By Tyson Gaskill (USC News)
A new home for a rich digital collection of culturally significant dance-performance recordings will be created by the USC Libraries and the USC Kaufman School of Dance.
The collection will include more than 1,200 performances digitized over 15 years by the Dance Heritage Coalition at hubs in New York, San Francisco and Washington, D.C., thanks to a $560,000 grant from The Andrew W. Mellon Foundation under its Arts and Cultural Heritage program.
It spans dance genres from classical Indian forms to butoh, hip-hop, postmodern and tap as well as movement traditions from cultures around the world. The digital resource aims to capture many facets of U.S. and global dance heritage featuring artists such as Camille A. Brown, Ze’eva Cohen, Dance Theatre of Harlem, Joe Goode Performance Group, Margaret Jenkins Dance Company, Glen Tetley and Urban Bush Women.
With Mellon Foundation support, the USC Libraries and USC Kaufman will embark on an ambitious new phase of development for the collection in collaboration with Dance/USA, which is integrating the preservation programs of the Dance Heritage Coalition. The multiyear effort will leverage the USC Libraries’ strengths in digital collections and digital preservation of cultural heritage materials and the experimental culture of USC Kaufman.
l“The Dance Heritage Coalition’s collection embodies an extraordinarily diverse set of creative traditions,” said Catherine Quinlan, dean of the USC Libraries. “And thanks to the Mellon Foundation, we’re able to bring this new digital resource to a global audience of students, scholars and creative artists.”
Jodie Gates, vice dean and director of USC Kaufman, added that the school is eager to work with USC Libraries and Dance/USA on the preservation of the prolific and important collection.
“Researching and providing access to the archives is critical,” she said, “while honoring dance artists and preserving our dance lineage will be impactful for future generations.”
Digital dance collection bound for USC Digital Library and beyond
The grant will support the migration of the digital collection to the USC Digital Library and Digital Public Library of America and its long-term preservation, using the advanced systems of the USC Digital Repository. It also will support an intensive planning effort for the future of the digital resource and the digitization of 800 new recordings of performances by L.A.-area dance artists and dance companies.

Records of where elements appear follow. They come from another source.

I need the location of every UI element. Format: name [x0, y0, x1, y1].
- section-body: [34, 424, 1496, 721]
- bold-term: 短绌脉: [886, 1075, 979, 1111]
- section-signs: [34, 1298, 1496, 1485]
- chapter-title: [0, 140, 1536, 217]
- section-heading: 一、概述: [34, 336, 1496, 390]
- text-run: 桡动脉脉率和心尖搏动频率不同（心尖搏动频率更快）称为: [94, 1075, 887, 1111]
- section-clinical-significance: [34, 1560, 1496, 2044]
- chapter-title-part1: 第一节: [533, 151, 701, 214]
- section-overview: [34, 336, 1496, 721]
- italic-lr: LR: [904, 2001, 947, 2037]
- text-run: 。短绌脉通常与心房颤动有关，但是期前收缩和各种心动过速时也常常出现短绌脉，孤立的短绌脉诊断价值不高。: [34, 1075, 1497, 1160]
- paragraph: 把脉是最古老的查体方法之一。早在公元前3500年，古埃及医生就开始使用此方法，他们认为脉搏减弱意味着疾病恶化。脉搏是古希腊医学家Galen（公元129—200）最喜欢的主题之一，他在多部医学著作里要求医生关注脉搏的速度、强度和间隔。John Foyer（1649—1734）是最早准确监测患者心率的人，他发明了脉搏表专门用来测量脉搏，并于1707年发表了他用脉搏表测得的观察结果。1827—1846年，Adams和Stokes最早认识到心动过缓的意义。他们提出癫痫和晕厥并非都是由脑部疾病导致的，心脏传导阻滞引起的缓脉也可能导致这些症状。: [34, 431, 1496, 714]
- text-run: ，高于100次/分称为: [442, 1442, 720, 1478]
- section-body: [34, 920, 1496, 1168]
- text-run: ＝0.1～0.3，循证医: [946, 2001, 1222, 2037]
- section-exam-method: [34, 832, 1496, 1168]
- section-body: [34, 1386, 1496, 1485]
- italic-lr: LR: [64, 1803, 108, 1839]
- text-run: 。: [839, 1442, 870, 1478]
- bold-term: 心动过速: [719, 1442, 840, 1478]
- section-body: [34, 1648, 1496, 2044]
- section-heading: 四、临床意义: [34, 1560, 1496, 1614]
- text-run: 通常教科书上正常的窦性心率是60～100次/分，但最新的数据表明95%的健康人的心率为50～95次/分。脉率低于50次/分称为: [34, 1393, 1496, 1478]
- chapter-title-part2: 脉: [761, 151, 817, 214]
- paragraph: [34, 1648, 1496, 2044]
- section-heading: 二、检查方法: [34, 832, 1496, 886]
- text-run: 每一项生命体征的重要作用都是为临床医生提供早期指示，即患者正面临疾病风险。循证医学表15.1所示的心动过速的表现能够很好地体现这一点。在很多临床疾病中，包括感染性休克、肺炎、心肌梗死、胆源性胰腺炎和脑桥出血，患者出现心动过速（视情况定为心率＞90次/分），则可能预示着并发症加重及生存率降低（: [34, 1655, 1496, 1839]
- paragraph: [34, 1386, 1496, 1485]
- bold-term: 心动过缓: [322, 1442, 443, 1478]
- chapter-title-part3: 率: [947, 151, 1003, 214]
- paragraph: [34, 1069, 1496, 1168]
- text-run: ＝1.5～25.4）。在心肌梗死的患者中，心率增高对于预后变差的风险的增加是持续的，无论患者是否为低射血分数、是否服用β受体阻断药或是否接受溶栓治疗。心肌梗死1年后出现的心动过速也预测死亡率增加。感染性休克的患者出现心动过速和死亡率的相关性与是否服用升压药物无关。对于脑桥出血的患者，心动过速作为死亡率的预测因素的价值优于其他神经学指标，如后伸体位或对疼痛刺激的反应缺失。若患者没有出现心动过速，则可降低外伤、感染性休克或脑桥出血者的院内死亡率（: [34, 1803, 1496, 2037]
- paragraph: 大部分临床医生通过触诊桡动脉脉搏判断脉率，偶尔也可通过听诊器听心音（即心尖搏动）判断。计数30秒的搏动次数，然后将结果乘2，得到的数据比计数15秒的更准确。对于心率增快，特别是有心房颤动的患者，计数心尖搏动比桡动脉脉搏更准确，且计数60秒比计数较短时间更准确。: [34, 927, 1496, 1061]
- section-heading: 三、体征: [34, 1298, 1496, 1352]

The collection will grow to include new recordings of significant dance performances and integrate them into classroom teaching and student- and faculty-led performances at USC Kaufman and other leading dance schools.
As the Dance Heritage Coalition documented in its field surveys, hundreds of thousands of hours of recordings of dance performances and rehearsals are at risk of being lost because of degrading media such as VHS, U-matic and Beta videotapes. This record of the world’s movement heritage is effectively invisible since it requires obsolete and difficult-to-maintain equipment for playback. But educators say there is a need for accessible, full-length recordings of performances that capture the nuances of specific movements and the expressions given to them by dance artists.
The launch of the new undertaking comes at an opportune time in the university’s history, with the launch of the Collections Convergence Initiative in which dance, film and other performing arts represent a key area of collection development and scholarship.